I have a couple of questions regarding LogsDB, and more specifically optimized routing. It is generally recommended to use low cardinality fields for LogsDB index sorting, but there are no pointers on what cardinality is best-practice.
Since the default is host.name, one can assume that the best cardinality would be the data source for the data stream integrations. For example, on system.syslog it would be host.name, but for network related integrations, like fortigate it would be observer.name.
However, for data sets with less sources, like fortigate, the storage savings are between 40 and 50 percent for our clusters. Compared to datasets with more sources, like system which is installed on a lot of hosts/agents, the savings are about 20%.
Is it then recommended to change those defaults for the system integration as well, and if so, what would be an example field used for sorting.
This is especially important if we want to implement optimized routing which requires a combination of two low cardinality fields, at the very least.
First, what level of license do you have: Basic or Enterprise?
I ask because the majority of disk size savings typically come from the Synthetic Source, which Logsdb uses, but requires an Enterprise license. The sorting has a much lower, though not nonexistent, impact on storage savings compared to the synthetic source.

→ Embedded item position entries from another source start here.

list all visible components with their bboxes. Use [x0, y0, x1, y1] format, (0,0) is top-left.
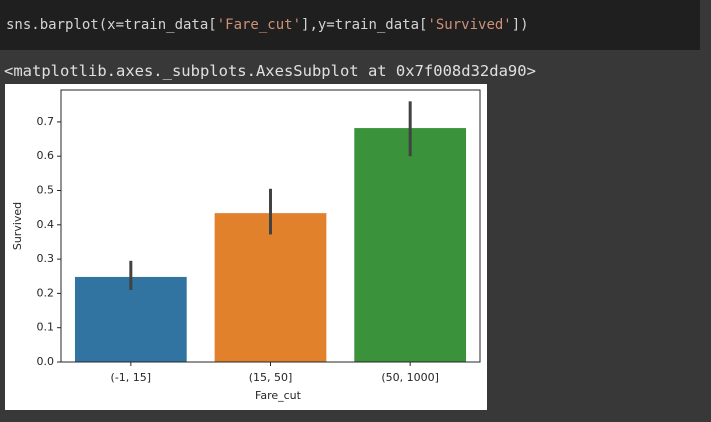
y-tick-label: 0.2	[37, 286, 55, 299]
y-tick-label: 0.3	[37, 252, 55, 265]
output-text: <matplotlib.axes._subplots.AxesSubplot a…	[4, 62, 536, 80]
x-tick-label: (-1, 15]	[111, 371, 152, 384]
x-tick-label: (50, 1000]	[381, 371, 439, 384]
axes-frame	[60, 89, 481, 363]
y-tick-label: 0.0	[37, 355, 55, 368]
code: sns.barplot(x=train_data['Fare_cut'],y=t…	[6, 17, 529, 33]
x-tick-label: (15, 50]	[249, 371, 293, 384]
code-token: sns.barplot(x=train_data[	[6, 17, 217, 33]
y-tick-label: 0.5	[37, 183, 55, 196]
x-axis-label: Fare_cut	[255, 389, 302, 402]
bar	[74, 276, 187, 362]
code-token: ],y=train_data[	[301, 17, 428, 33]
bar	[354, 128, 467, 362]
code-cell[interactable]: sns.barplot(x=train_data['Fare_cut'],y=t…	[0, 0, 700, 50]
y-tick-label: 0.4	[37, 218, 55, 231]
y-tick-label: 0.1	[37, 321, 55, 334]
y-axis-label: Survived	[11, 202, 24, 250]
y-tick-label: 0.6	[37, 149, 55, 162]
bar	[214, 213, 327, 362]
code-token: ])	[511, 17, 529, 33]
code-token: 'Survived'	[427, 17, 512, 33]
y-tick-label: 0.7	[37, 115, 55, 128]
code-token: 'Fare_cut'	[216, 17, 302, 33]
chart: Fare_cut Survived 0.0 0.1 0.2 0.3 0.4 0.5 0.6 0…	[5, 84, 487, 410]
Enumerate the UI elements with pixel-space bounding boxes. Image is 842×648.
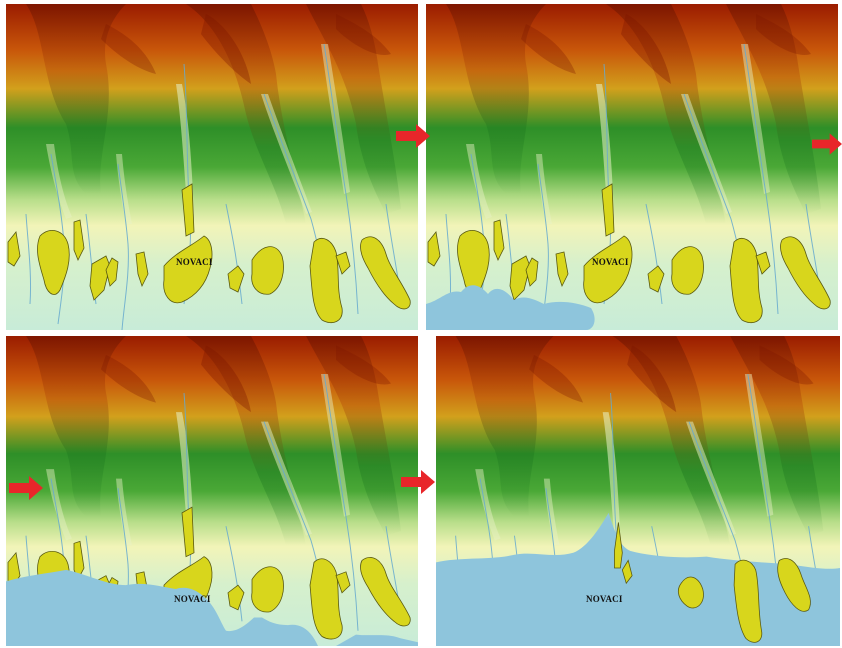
map-panel-top-left: NOVACI [6, 4, 418, 330]
red-right-arrow-icon [401, 470, 435, 494]
town-label-novaci: NOVACI [592, 257, 629, 267]
terrain-map-top-left [6, 4, 418, 330]
red-right-arrow-icon [812, 133, 842, 155]
settlements-remaining [614, 522, 811, 643]
flood-water [426, 285, 595, 330]
red-right-arrow-icon [396, 124, 430, 148]
town-label-novaci: NOVACI [586, 594, 623, 604]
terrain-map-top-right [426, 4, 838, 330]
map-panel-bottom-left: NOVACI [6, 336, 418, 646]
town-label-novaci: NOVACI [174, 594, 211, 604]
map-panel-top-right: NOVACI [426, 4, 838, 330]
flood-water [336, 634, 418, 646]
terrain-map-bottom-right [436, 336, 840, 646]
terrain-map-bottom-left [6, 336, 418, 646]
red-right-arrow-icon [9, 476, 43, 500]
map-panel-bottom-right: NOVACI [436, 336, 840, 646]
flood-water [6, 569, 318, 646]
town-label-novaci: NOVACI [176, 257, 213, 267]
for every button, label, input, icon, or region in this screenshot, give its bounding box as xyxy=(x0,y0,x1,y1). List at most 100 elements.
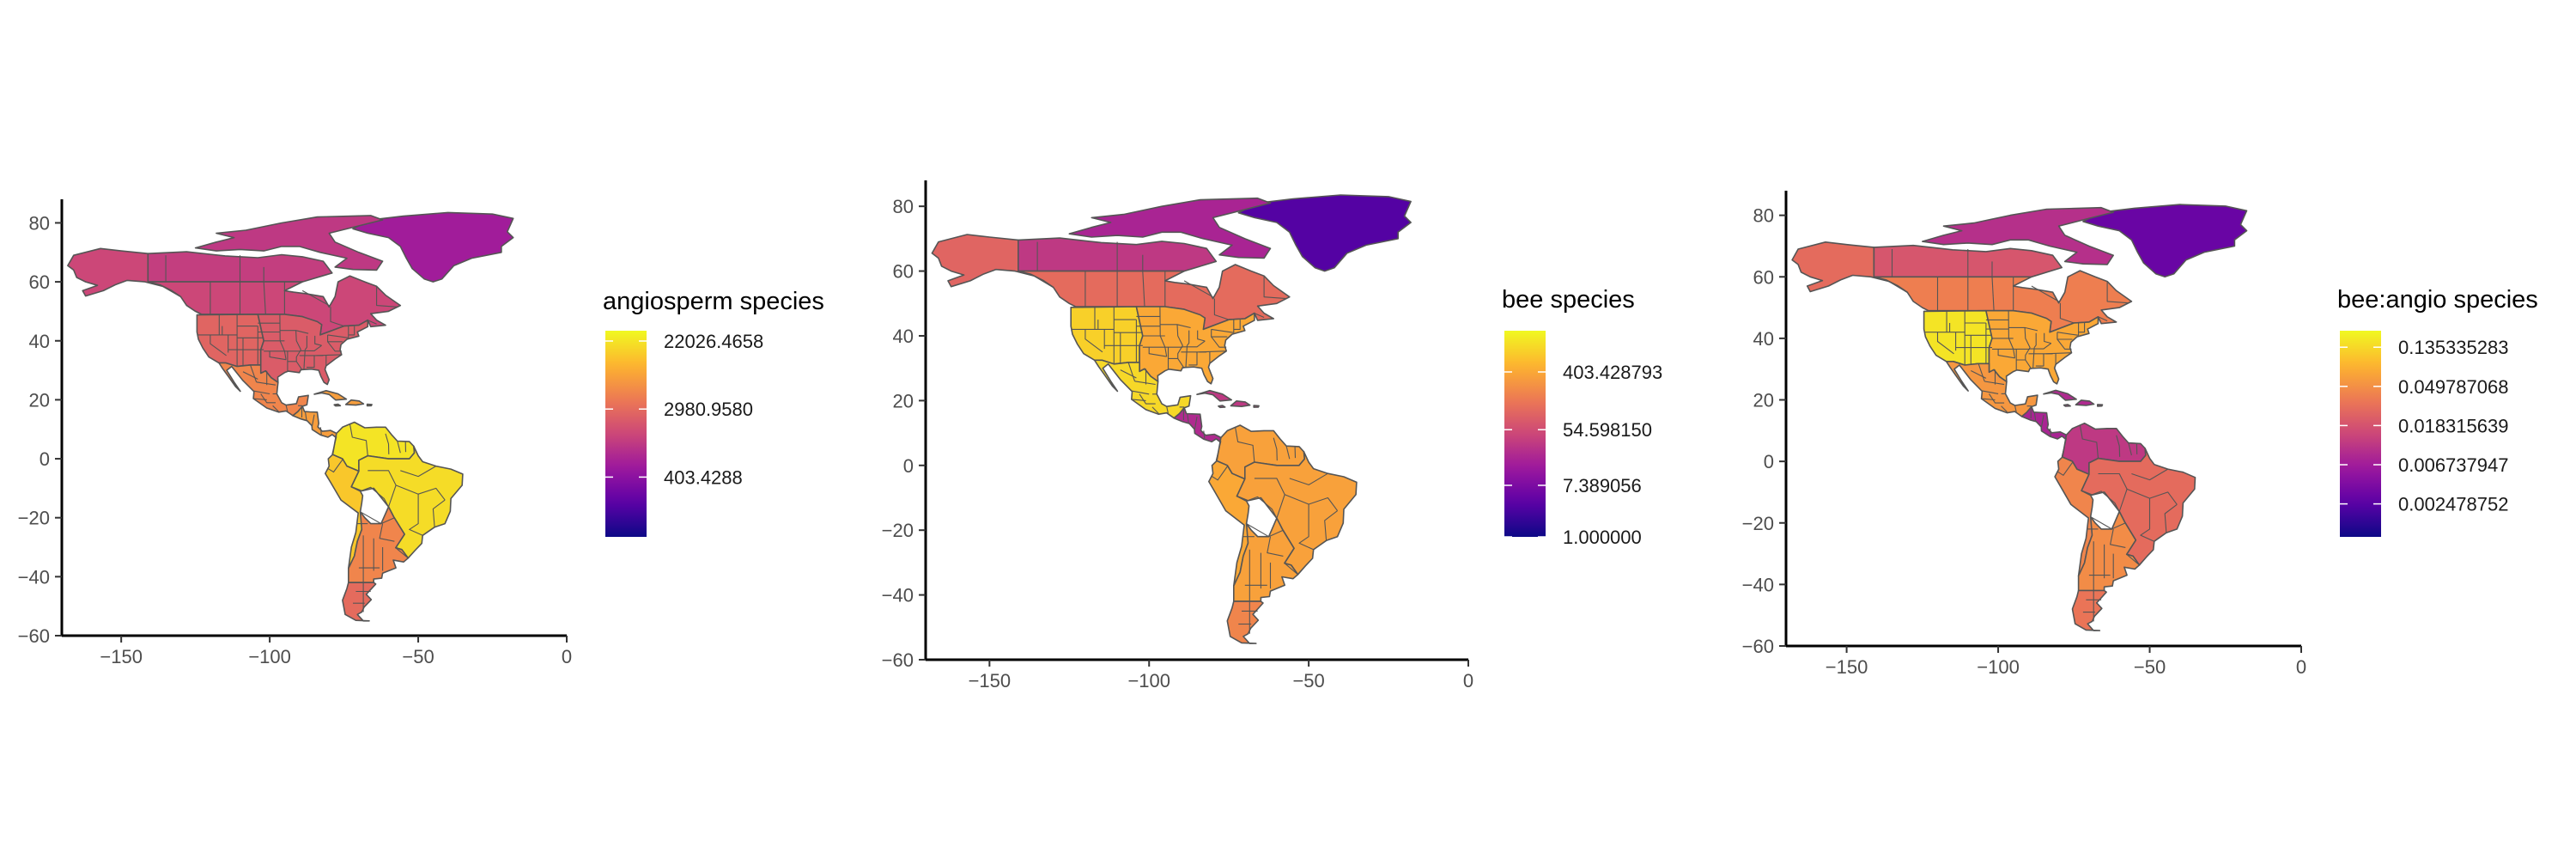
region-alaska xyxy=(1791,241,1908,293)
border-line xyxy=(1233,320,1241,330)
border-line xyxy=(376,286,398,308)
region-arctic-islands xyxy=(194,215,384,271)
border-line xyxy=(2057,323,2080,336)
y-tick-label: −20 xyxy=(18,508,50,529)
border-line xyxy=(1160,324,1191,329)
legend-colorbar xyxy=(1504,331,1546,537)
legend-title: bee species xyxy=(1502,286,1635,314)
border-line xyxy=(2008,326,2038,332)
border-line xyxy=(1194,417,1198,430)
map-panel-2: −150 −100 −50 0 80 60 40 20 0 −20 −40 −60 bee specie… xyxy=(882,180,1662,691)
x-tick-label: 0 xyxy=(2296,656,2306,678)
border-line xyxy=(2033,332,2037,348)
border-line xyxy=(1084,329,1103,353)
border-line xyxy=(1183,280,1213,298)
legend-label: 403.4288 xyxy=(664,466,743,488)
border-line xyxy=(272,405,279,412)
border-line xyxy=(263,282,266,314)
border-line xyxy=(312,414,315,426)
legend-label: 1.000000 xyxy=(1563,527,1642,548)
region-jamaica xyxy=(333,403,342,407)
border-line xyxy=(1127,362,1136,381)
x-tick-label: −150 xyxy=(969,670,1012,691)
x-tick-label: −50 xyxy=(2134,656,2166,678)
border-line xyxy=(1984,381,2005,386)
border-line xyxy=(349,423,368,456)
border-line xyxy=(314,335,322,346)
region-borders xyxy=(1036,241,1339,634)
region-borders xyxy=(165,255,446,612)
legend-label: 7.389056 xyxy=(1563,475,1642,497)
region-patagonia xyxy=(1226,600,1264,644)
region-patagonia xyxy=(2071,589,2107,631)
border-line xyxy=(1246,523,1269,538)
border-line xyxy=(1166,406,1170,414)
legend-title: angiosperm species xyxy=(603,288,824,315)
border-line xyxy=(2111,522,2136,541)
border-line xyxy=(1213,298,1230,320)
border-line xyxy=(2140,498,2155,542)
legend-title: bee:angio species xyxy=(2337,286,2538,314)
border-line xyxy=(360,486,389,508)
x-tick-label: −100 xyxy=(248,646,291,667)
border-line xyxy=(2126,553,2140,566)
border-line xyxy=(1142,271,1145,308)
border-line xyxy=(269,350,287,361)
border-line xyxy=(1203,430,1206,439)
border-line xyxy=(379,523,395,542)
legend-label: 0.049787068 xyxy=(2398,376,2508,398)
region-canada-south xyxy=(1873,270,2133,333)
border-line xyxy=(2110,528,2126,548)
region-canada-south xyxy=(147,275,402,336)
region-caribbean xyxy=(2043,389,2077,401)
border-line xyxy=(2032,347,2035,369)
border-line xyxy=(2044,332,2051,344)
y-tick-label: 20 xyxy=(1753,390,1774,411)
y-tick-label: −40 xyxy=(882,585,914,606)
border-line xyxy=(1298,504,1314,551)
x-tick-label: −100 xyxy=(1127,670,1170,691)
legend-label: 0.135335283 xyxy=(2398,337,2508,358)
border-line xyxy=(2164,503,2178,533)
border-line xyxy=(1936,332,1954,355)
border-line xyxy=(1197,330,1206,342)
border-line xyxy=(360,511,382,525)
border-line xyxy=(303,350,306,370)
border-line xyxy=(1235,427,1255,463)
border-line xyxy=(2090,516,2112,530)
border-line xyxy=(397,441,401,454)
border-line xyxy=(260,393,276,404)
border-line xyxy=(348,326,355,336)
border-line xyxy=(368,320,377,325)
border-line xyxy=(2090,490,2120,512)
border-line xyxy=(2098,472,2128,490)
border-line xyxy=(2014,405,2017,412)
border-line xyxy=(1324,510,1338,541)
border-line xyxy=(2106,281,2129,304)
border-line xyxy=(256,381,276,386)
y-tick-label: 20 xyxy=(893,390,914,411)
border-line xyxy=(1148,347,1167,357)
border-line xyxy=(2008,310,2016,358)
border-line xyxy=(400,466,437,478)
border-line xyxy=(2059,302,2075,324)
border-line xyxy=(1159,306,1168,357)
border-line xyxy=(1289,472,1328,485)
region-jamaica xyxy=(2063,404,2071,407)
y-tick-label: 40 xyxy=(1753,328,1774,350)
border-line xyxy=(380,517,405,535)
border-line xyxy=(385,433,390,454)
region-puerto xyxy=(366,403,373,407)
border-line xyxy=(2078,323,2086,333)
y-tick-label: −60 xyxy=(1742,636,1774,657)
y-tick-label: 40 xyxy=(893,326,914,347)
border-line xyxy=(331,436,337,455)
y-tick-label: −20 xyxy=(882,520,914,541)
border-line xyxy=(1188,351,1198,366)
region-us-west xyxy=(1923,309,1993,366)
map-regions xyxy=(67,211,514,622)
border-line xyxy=(1978,363,1985,382)
legend-label: 0.018315639 xyxy=(2398,415,2508,436)
legend: bee species 403.428793 54.598150 7.389056 1.… xyxy=(1502,286,1662,548)
border-line xyxy=(1134,381,1156,386)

Thus, I'm a bit confused by your results, Synthetic Source, savings are related to the size and complexity of the source material. You can use the _disk_usage API to validate where the savings are coming from.
Regarding sorting fields, I'm not entirely sure your assumptions are accurate. In short, I would not change the default sorting unless there's a clear reason to do so. I consider what the most likely and consistently present filter will be on the search side.
If you have an Enterprise license, you can route on sorting, but this is an "Expert" only feature, as misapplication can lead to negative consequences like hot-spotting on ingest.
...
EDIT: Sorry re-reading... What are you actually trying to accomplish with the routing... Do you already have synthetic source enabled? Are you trying to just squeeze out more disk space? If you don't get it right and thoroughly test you can introduce negative consequences.
Thanks for the detailed response. We’re on enterprise and are using synthetic source. Although only a couple of days have passed so maybe some more time needs to pass for the savings to be more noticeable.
We are trying to squeeze out more disk space as a lot of our installations are being expanded, but we’re limited on storage.
Yeah, we don’t wanna cause shard hotspots, and we do realise we need to test everything, but there are no references or guidelines to do so - hence the post here.
We’ll definitely play around ourselves and see if, and how much datasets change based on the routing fields with and without optimised routing.
For reference, our clusters have x2 nodes for each data tier, with a replica. Not sure if that sort of info is important for optimised routing.
One thing we've noticed is that on datasets that have the event.original field stored the savings are about 20%. While on those which do not the saving are between 60 and 80 percent. Does this make sense? if we're on to something, the docs should be updated to reflect this.
Not sure which docs you are referring to you. But If you keep the event original logsDB or not, it's going to be a much larger storage footprint. It's basically a copy of the whole original event.
Typically people leave that in for two reasons initially while they're debugging or for some compliance reason that they need to keep the original event.
If you don't need to for most integrations, there's a simple flag to drop it. If not, you can simply drop it in in an @custom pipeline at the end
We went a bit off topic, the thread was originally meant to get a bit more info on advanced logsdb routing, as the docs are a bit scarce with the required information. Is there any additional information we can get about how it works, what is the optimal cardinality, what would create segments hotspots, etc.
I do not have exact guidance on cardinality... in the end, you want whatever routing you need to be pretty evenly distributed. You have 2 nodes, which usually means a low number of shards... which means if you mess up the sorting you may have unbalanced shards.
I would ask what is the most common search partition is which might be a good approach.
host.name? service,name?
Cardinality not 1 not 1M
Also note :
If you apply custom sort settings, the @timestamp field is injected into the mappings but is not automatically added to the list of sort fields. For best results, include it manually as the last sort field, with desc ordering.